Can I simply get one question answered please? (InsertHTML 8 month old bug)


#1

There has been an ongoing issue with InsertHTML and how it handles unsupported tags and attributes. InsertHTML simply errors out and throws an exception when it finds something it doesnt understand.

Something changed recently and I need to find out exactly what. I downloaded v3.3.2.0 and it looks like InsertHTML is now working and any unsupported HTML tags/attributes are ignored. However, the exception is still raised, which is fine as long as that's the expected behavior. Can you verify that this is the expected behavior?

I need to know in order to code for an expected behavior. It appears as if Aspose.Word does the following regarding InsertHTML:

  1. Ignores unsupported tags and attributes, but inserts what it does understand.
  2. Raises an exception.

Previously, Aspose.Word simply raised an exception without inserting. What is it actually doing with the current version?

BTW, I've posted this question twice without a sufficient answer or a full understanding of my question...


#2

This is work in progress right now. I don't want to write down what happens with unsupported HTML now because it will be supported when we finish. Unsupported HTML will be stripped and document loaded. Thanks for understanding.


#3

InsertHTML may change, but v3.3.2.0 is released and we're using it. We need to know what occurs within v3.3.2.0 today, not future versions tomorrow...


#4

In this case the behaviour is exactly like you described it. Sorry can’t be more helpful about import of unsupported HTML elements at the moment.


#5

Below is a snippet of code that inserts HTML from the user into a document. In the older versions, we used snippet A. So just to be perfectly clear (we're planning to put this into production this weekend), using the current version, I should go with snippet B, correct?

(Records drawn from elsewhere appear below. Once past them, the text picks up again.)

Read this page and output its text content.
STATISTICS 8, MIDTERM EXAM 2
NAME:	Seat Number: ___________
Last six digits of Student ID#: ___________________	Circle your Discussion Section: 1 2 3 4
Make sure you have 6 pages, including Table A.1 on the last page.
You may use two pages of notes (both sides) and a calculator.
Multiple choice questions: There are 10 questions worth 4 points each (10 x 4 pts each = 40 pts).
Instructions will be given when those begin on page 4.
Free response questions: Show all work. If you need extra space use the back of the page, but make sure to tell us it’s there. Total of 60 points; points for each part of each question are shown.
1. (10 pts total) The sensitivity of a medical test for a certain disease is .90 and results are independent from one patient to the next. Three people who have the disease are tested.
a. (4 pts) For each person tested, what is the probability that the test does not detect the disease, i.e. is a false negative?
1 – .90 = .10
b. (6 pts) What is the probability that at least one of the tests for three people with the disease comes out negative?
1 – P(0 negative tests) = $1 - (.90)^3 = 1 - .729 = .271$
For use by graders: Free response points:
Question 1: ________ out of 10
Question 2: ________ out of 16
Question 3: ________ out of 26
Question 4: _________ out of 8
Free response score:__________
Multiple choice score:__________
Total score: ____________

A. try{m_builder.InsertHtml(htmlText);}catch {m_builder.InsertHtml(CuteEditor.EditorUtility.ExtractPlainTextOutOfHtml(htmlText));}

or

B. try{m_builder.InsertHtml(htmlText);}catch {}


#6

The way it works now in Aspose.Word:

1. Go through all HTML elements and process each.

2. When processing an HTML element, build/modify the Document accordingly. Create new nodes, set formatting etc.

3. If an HTML element is not supported, it is ignored.

4. Aspose.Word retrieves only HTML and CSS attributes that it can understand. It does not enumerate through all attributes on an element.

5. If Aspose.Word requests an attribute it needs (most often CSS or width attribute) and cannot parse it because it is in percent or some unit type not supported by Aspose.Word it throws an exception.

6. When the exception is thrown further HTML processing is stopped. Since the document model is not transactional, whatever changes were already made to the document remain in the document.

Although this might not be perfect import model, I hope it will help for your release.